Most companies are making a gradual transformation, while some have retreated completely from property development. Last month, a former industrial developer changed its name to Winsan Shanghai Medical Science and Technology Co. after investing in a firm that supplies computer systems to small hospitals, as well as a Singapore-based wearable device maker.

Winsan has said it was pushed by the market environment. “The first stage of our transformation has been successful and we have basically exited from real estate,” Chairman Qian Rengao, said in a television interview in May posted on Winsan’s website. This company didn’t respond to requests for an interview.

Cut Red Tape

China’s developers have been struggling with an inventory of unsold homes. Despite signs of recovery, growth in home sales has remained flat compared with 20 percent annual expansion for more than a decade since 1998, said Liu Yuan, a research director at Centaline Group in Shanghai. “Therefore, developers need to make new attempts to maintain profit growth.”

In contrast, demand for health-care services is expanding, and public hospitals are struggling to keep up. The government aims to expand its health services industry to more than eight trillion yuan ($1.3 trillion) by 2020, and recently issued policies to cut red tape and boost financing for private investment in hospitals.

China’s swelling middle class, combined with its aging population, make health services an attractive sector with strong demand prospects, said Alexander Ng, an associate principal at McKinsey & Co.

Last week, China’s state council issued policies to promote better data sharing between hospitals and the development of online medical consultation systems for rural areas.

Health Services

Lvjing Holding Co., a developer based in southern China, plans on raising up to 20 billion yuan in a private placement to develop health-care services, including hospitals and to venture into “Internet healthcare,” according to a May statement.

Last month it announced the sale of its main property development subsidiary because it plans to “exit from the real-estate market.” It declined an interview request.

International hospital operators may also see opportunities in the China market.
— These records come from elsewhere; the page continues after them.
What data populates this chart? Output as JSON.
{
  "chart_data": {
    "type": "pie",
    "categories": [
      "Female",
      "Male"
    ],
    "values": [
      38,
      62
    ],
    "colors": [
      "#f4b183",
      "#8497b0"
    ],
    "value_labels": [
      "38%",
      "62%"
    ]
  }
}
Guangzhou-based Evergrande Group and Massachusetts-based Brigham and Women’s Hospital visited China’s southern Hainan province last month to explore a potential site for a hospital, Evergrande said in an e-mailed statement. Brigham and Women’s Hospital has no information to offer at this time, chief communication officer Erin McDonough said via e-mail.

In June, the real-estate giant’s health-care arm, Evergrande Health Industry Group, opened a hospital in northern China with a South Korean firm. Services include plastic surgery, skin therapy and anti-aging management, it said in a statement.
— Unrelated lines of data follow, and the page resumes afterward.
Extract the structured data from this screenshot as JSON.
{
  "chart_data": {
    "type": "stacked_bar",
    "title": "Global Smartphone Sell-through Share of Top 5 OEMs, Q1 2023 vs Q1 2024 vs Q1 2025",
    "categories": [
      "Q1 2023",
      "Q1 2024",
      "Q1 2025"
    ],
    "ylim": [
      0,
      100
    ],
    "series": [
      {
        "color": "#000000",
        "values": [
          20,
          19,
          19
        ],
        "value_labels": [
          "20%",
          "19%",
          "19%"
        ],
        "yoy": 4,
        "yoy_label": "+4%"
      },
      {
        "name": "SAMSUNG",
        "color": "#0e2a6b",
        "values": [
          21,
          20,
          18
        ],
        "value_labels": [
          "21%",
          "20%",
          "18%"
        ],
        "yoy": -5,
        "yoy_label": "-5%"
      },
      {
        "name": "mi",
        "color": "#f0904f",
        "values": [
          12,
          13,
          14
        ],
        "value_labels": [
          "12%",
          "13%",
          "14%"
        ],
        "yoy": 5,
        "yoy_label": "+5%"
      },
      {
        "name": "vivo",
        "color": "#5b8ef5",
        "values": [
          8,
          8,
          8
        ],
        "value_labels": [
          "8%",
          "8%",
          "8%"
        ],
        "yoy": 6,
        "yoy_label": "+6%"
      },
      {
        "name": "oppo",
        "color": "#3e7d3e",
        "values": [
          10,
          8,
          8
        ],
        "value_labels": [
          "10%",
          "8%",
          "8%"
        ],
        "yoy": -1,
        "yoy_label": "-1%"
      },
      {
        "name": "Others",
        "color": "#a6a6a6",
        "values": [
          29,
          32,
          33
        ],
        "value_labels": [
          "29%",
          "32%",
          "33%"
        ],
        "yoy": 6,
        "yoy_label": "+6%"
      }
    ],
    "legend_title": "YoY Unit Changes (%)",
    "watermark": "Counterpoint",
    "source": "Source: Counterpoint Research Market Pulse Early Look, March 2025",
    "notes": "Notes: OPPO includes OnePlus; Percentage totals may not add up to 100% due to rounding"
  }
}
In June, Evergrande Health opened an “Internet community hospital” in Guangzhou, where local and foreign experts provide online consultation and disease prevention services through its Internet platform, the company said in a statement on its website.

Internet Companies

China’s health-care services sector already has some high-profile investors, including drugmakers such as Shanghai Fosun Pharmaceutical Group Co., which builds hospitals across the country. Companies such as Baidu Inc. and Alibaba Group Holding Ltd. have also begun vying for dominance in mobile-health and online markets.

Developers often don’t have the capability to design hospitals and need to partner with hospital operators, Ng said. Another challenge is the scarcity of doctors for private investors with medical professionals largely tied to public hospitals, said Shi Lichen, manager at Beijing Dingchen Medical Consultancy, an advisory firm.
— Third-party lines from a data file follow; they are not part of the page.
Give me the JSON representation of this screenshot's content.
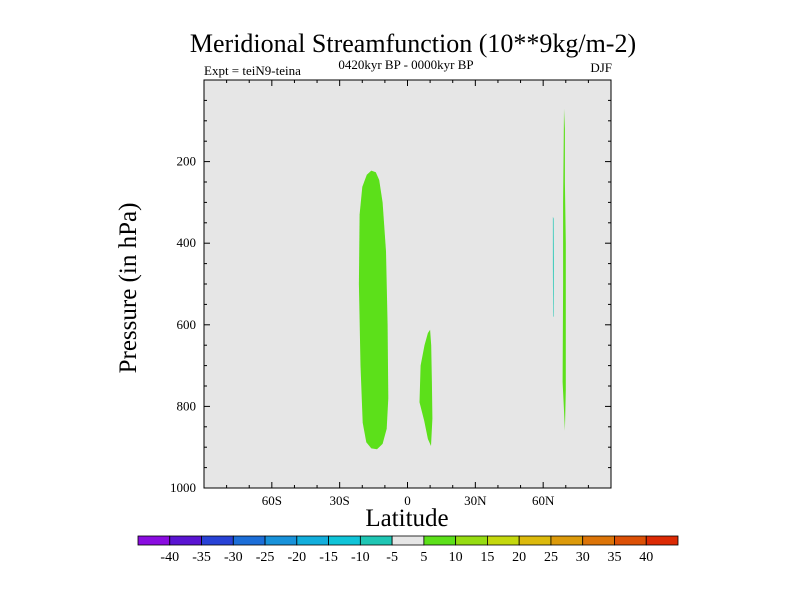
{
  "chart_data": {
    "type": "contour",
    "title": "Meridional Streamfunction (10**9kg/m-2)",
    "experiment": "Expt = teiN9-teina",
    "period": "0420kyr BP - 0000kyr BP",
    "season": "DJF",
    "xlabel": "Latitude",
    "ylabel": "Pressure (in hPa)",
    "xlim": [
      -90,
      90
    ],
    "ylim": [
      1000,
      0
    ],
    "xticks": [
      {
        "value": -60,
        "label": "60S"
      },
      {
        "value": -30,
        "label": "30S"
      },
      {
        "value": 0,
        "label": "0"
      },
      {
        "value": 30,
        "label": "30N"
      },
      {
        "value": 60,
        "label": "60N"
      }
    ],
    "yticks": [
      {
        "value": 200,
        "label": "200"
      },
      {
        "value": 400,
        "label": "400"
      },
      {
        "value": 600,
        "label": "600"
      },
      {
        "value": 800,
        "label": "800"
      },
      {
        "value": 1000,
        "label": "1000"
      }
    ],
    "background_color": "#e6e6e6",
    "regions": [
      {
        "name": "cell-southern-subtropics",
        "level_range": "5 to 10",
        "color": "#5ce01a",
        "lat_range": [
          -22,
          -7
        ],
        "pressure_range": [
          222,
          905
        ],
        "outline": [
          [
            -16,
            222
          ],
          [
            -14,
            226
          ],
          [
            -12.5,
            245
          ],
          [
            -11,
            300
          ],
          [
            -9.5,
            420
          ],
          [
            -8.8,
            600
          ],
          [
            -8.5,
            780
          ],
          [
            -9.2,
            855
          ],
          [
            -11,
            892
          ],
          [
            -13.5,
            905
          ],
          [
            -16,
            903
          ],
          [
            -18.2,
            888
          ],
          [
            -19.8,
            840
          ],
          [
            -20.8,
            700
          ],
          [
            -21.5,
            500
          ],
          [
            -21.2,
            330
          ],
          [
            -20,
            262
          ],
          [
            -18,
            232
          ]
        ]
      },
      {
        "name": "cell-equatorial",
        "level_range": "5 to 10",
        "color": "#5ce01a",
        "lat_range": [
          5,
          11
        ],
        "pressure_range": [
          612,
          897
        ],
        "outline": [
          [
            10,
            612
          ],
          [
            10.5,
            650
          ],
          [
            10.8,
            740
          ],
          [
            11,
            830
          ],
          [
            10.4,
            897
          ],
          [
            9,
            880
          ],
          [
            7.4,
            835
          ],
          [
            5.3,
            790
          ],
          [
            5.8,
            700
          ],
          [
            7.5,
            650
          ],
          [
            9,
            620
          ]
        ]
      },
      {
        "name": "cell-northern-high-lat",
        "level_range": "5 to 10",
        "color": "#5ce01a",
        "lat_range": [
          68,
          70
        ],
        "pressure_range": [
          70,
          860
        ],
        "outline": [
          [
            69.2,
            70
          ],
          [
            69.6,
            120
          ],
          [
            69.6,
            250
          ],
          [
            70,
            400
          ],
          [
            70,
            600
          ],
          [
            70,
            760
          ],
          [
            69.6,
            860
          ],
          [
            69.2,
            810
          ],
          [
            68.6,
            740
          ],
          [
            68.8,
            500
          ],
          [
            68.8,
            300
          ],
          [
            69.1,
            150
          ]
        ]
      },
      {
        "name": "sliver-northern-negative",
        "level_range": "-10 to -5",
        "color": "#1fc6b4",
        "lat_range": [
          64,
          65
        ],
        "pressure_range": [
          335,
          580
        ],
        "outline": [
          [
            64.3,
            335
          ],
          [
            64.6,
            340
          ],
          [
            64.7,
            450
          ],
          [
            64.6,
            580
          ],
          [
            64.4,
            580
          ],
          [
            64.3,
            450
          ]
        ]
      }
    ],
    "colorbar": {
      "labels": [
        "-40",
        "-35",
        "-30",
        "-25",
        "-20",
        "-15",
        "-10",
        "-5",
        "5",
        "10",
        "15",
        "20",
        "25",
        "30",
        "35",
        "40"
      ],
      "colors": [
        "#8a0ce0",
        "#5a14d2",
        "#2842d6",
        "#1c6ed8",
        "#1892da",
        "#12aedc",
        "#10c4d8",
        "#1fc6b4",
        "#e6e6e6",
        "#5ce01a",
        "#96dc12",
        "#c4d80e",
        "#dcba0c",
        "#dc9a0a",
        "#dc7408",
        "#dc5006",
        "#dc2a04"
      ]
    }
  }
}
Property companies are also looking at a very different investment from the quick returns of selling apartments. Building a hospital from breaking ground to the opening can take five to seven years, according to Ng. And breaking even takes longer.

“It’s not a high-margin business -- full stop,” said Ng. “The only thing you can guarantee is that if you’re a good-performing hospital, the certainty of you making a similar if not higher profit next year is very, very high.”